O Terno

Crédito: Gal Oppido

Na 32ª entrevista da série, o Tramp trocou uma ideia com O Terno, trio paulista representado pelo vocalista Tim Bernardes, que também conta com Guilherme d’Almeida e Victor Chaves. Na ativa desde 2009, a banda de rock’n’roll lançou em junho de 2012 seu primeiro disco, 66, de forma independente e com as participações de Marcelo Jeneci, Hammond e Dino Vicente.

Com um novo disco a ser lançado em agosto deste ano, o trio divulgou recentemente o clipe de “Tic Tac”, faixa do mais recente EP, Tic Tac – Harmonium, do ano passado, que traz a ilustre participação de Paulo Miklos (Titãs). Assista e leia a nossa conversa:

Quando aconteceu o seu primeiro contato com a música?
OT: Com cada um de nós foi de um jeito. Eu sou filho de músico, então ia nos shows desde bebê e ficava batucando lá no meu canto. Acabaram me botando em uma aula de música com 6 anos e eu num parei mais de ir atrás.

Se vocês não fossem músicos, o que seriam?
OT: Acho que eu não conseguiria ser nenhuma outra coisa.Penso em música o tempo todo…

Compor para você é?
OT: Compor é um negócio que quando rola é incrível. Você ver uma obra, uma canção, pronta e legal na sua frente é o máximo porque há pouco tempo ela não existia e você fez ela existir. Inventar é muito doido e bacana porque você tá livre pra criar pra qualquer lado e mexer com as sensações que essa música pode gerar em você e em outras pessoas.

Você tem algum ritual, passo-a-passo, método, etc, para compor suas canções?
OT: Não…. Cada vez é de um jeito, até porque qualquer coisa pode iniciar o processo. Pode ser uma frase de guitarra.

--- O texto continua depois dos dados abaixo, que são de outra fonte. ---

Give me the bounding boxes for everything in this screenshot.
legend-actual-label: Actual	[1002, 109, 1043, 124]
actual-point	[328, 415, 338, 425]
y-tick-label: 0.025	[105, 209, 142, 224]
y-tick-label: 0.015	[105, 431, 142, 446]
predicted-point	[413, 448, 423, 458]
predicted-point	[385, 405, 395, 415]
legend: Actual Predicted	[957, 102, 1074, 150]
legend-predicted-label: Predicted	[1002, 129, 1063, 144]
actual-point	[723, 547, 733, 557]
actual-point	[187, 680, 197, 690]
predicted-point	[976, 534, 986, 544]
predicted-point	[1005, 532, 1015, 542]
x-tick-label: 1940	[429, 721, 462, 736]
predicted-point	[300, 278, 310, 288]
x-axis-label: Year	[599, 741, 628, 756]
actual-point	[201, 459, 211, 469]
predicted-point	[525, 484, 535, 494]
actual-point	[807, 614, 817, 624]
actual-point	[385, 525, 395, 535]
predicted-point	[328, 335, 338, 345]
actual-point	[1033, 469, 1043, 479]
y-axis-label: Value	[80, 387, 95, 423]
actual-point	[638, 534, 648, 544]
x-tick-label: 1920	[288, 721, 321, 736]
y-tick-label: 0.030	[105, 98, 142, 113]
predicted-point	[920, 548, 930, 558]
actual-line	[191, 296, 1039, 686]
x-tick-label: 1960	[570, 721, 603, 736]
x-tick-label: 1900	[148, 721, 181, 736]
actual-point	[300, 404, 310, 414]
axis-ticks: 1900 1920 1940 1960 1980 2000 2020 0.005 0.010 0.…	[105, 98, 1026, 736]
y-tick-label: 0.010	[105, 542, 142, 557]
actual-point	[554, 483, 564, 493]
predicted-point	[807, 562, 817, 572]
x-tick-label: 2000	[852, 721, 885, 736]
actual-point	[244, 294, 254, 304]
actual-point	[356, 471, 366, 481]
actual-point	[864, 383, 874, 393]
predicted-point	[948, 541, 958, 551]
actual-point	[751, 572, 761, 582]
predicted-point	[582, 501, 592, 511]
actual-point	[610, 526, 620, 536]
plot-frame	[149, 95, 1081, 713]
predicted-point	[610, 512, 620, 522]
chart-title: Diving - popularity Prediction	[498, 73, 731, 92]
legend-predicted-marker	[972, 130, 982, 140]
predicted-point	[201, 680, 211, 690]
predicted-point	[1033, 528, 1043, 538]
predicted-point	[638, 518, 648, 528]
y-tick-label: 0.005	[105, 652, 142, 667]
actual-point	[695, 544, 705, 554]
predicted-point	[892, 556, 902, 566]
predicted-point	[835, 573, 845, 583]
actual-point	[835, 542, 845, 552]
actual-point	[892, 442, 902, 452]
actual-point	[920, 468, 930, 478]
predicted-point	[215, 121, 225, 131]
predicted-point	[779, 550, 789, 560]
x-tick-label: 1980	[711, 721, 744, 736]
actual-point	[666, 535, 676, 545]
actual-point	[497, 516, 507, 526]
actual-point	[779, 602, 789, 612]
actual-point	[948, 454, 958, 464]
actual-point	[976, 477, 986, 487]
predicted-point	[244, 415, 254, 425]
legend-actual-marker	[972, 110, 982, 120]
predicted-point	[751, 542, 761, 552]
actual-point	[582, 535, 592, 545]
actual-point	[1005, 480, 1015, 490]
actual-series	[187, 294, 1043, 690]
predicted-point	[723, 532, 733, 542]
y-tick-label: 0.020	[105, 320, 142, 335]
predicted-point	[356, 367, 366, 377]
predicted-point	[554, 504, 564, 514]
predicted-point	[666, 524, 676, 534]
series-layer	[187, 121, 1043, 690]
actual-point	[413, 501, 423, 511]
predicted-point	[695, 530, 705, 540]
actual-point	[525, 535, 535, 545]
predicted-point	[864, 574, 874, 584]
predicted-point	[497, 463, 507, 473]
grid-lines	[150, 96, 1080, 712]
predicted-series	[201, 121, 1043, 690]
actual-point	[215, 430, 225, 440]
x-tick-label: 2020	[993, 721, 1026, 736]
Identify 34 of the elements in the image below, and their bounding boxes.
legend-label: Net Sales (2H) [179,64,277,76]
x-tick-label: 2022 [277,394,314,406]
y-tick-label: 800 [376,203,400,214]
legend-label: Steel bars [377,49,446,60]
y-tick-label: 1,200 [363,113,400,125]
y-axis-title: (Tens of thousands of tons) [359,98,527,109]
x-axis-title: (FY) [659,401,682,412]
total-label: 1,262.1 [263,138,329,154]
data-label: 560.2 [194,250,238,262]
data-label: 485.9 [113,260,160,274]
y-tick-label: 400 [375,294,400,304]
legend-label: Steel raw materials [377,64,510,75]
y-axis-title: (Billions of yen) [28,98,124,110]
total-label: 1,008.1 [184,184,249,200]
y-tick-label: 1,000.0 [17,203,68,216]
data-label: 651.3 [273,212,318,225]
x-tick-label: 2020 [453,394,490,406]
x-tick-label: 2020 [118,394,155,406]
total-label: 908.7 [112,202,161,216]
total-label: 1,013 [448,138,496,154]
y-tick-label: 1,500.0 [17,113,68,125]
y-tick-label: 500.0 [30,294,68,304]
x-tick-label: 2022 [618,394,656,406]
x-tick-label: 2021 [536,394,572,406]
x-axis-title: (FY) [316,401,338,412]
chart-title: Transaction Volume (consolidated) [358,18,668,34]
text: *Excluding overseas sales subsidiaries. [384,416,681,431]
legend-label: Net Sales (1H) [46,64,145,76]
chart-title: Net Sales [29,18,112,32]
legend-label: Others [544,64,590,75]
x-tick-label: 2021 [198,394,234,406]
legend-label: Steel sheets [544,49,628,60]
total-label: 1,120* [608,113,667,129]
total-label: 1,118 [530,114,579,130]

Uma frase que você falou e soou bem, um clima, uma sensação… Tiveram músicas que a letra veio antes e depois a música, outras que foi ao contrário. Eu curto ir criando meio junto, uma frase me sugere uma melodia aí essa frase musicada pode sugerir mais um verso e a coisa vai se construindo.

Se você pudesse ser algum outro músico, quem você gostaria de ser?
OT: Puts, eu tenho alguns ídolos que fizeram minha cabeça que eu poderia escolher hahaha… O Steve Winwood, do Spencer Davis Group e do Traffic é um cantor que eu adoraria ser! O Sérgio Dias dos mutantes, tanto guitarrista quando vocalista. Tem muitos! O legal de não ser nenhum deles é que você pode ir misturando essas influências.

Uma música que você queria ter escrito?
OT: “Nina”, do Memórias de Um Caramujo. É uma composição muito doida do nosso amigo André Vac, essa música é foda! Vai lançar no disco novo deles agora em maio!

 

Quais são as suas principais referências?
OT: No Terno a nossa base veio de bandas dos anos 60, como Beatles e Mutantes. O The Who também influênciou a gente num jeito mais porrada de tocar ao vivo. E hoje em dia, a gente tem pirado muito em bandas atuais, que como a gente também têm essas referências dos anos 60 para criar coisas que soem atuais, como o Tame Impala, os Fleet Foxes, Flaming Lips e Black Keys.

Qual o seu disco nacional preferido?
OT: Mutantes, de 1969, o segundo disco deles é brilhante!

E o internacional?
PT: O Pet Sounds, do Beach Boys é lindo também. Difícil escolher só um!

Para vocês o que a MPB representa?
Sinto que cada vez mais esses rótulos tão ficando mais abrangentes e tão querendo dizer menos coisa. Hoje cabe muita coisa absolutamente diferente num rótulo como MPB… Tem gente que pode dizer que O Terno, Rafael Castro, Karina Buhr é MPB e por outro lado da pra dizer que o que toca na Nova Brasil FM é MPB, e pra mim são coisas absolutamente diferentes. Então é isso, é música popular brasileira, mas isso é absurdamente abrangente, então num sei pra que serve o rótulo.

O que os fãs d’O Terno podem esperar no futuro?
OT: Vamos lançar o nosso segundo disco em agosto e estamos bem empolgados. São 12 músicas, sendo que 9 delas nunca tocamos ao vivo, nem mostramos pra ninguém. O disco deu um salto de sonoridade em relação ao primeiro (até porque o primeiro é de 2012, mas estava sendo gravado desde 2010), acho que a gente tá encontrando mais o nosso som. Ele é todo autoral, tá bem eclético… Aguardem!

Tramp entrevista é uma série de conversas com os principais nomes da música nacional, onde os mais diferentes artistas respondem sempre as mesmas perguntas sobre música, composição e vida.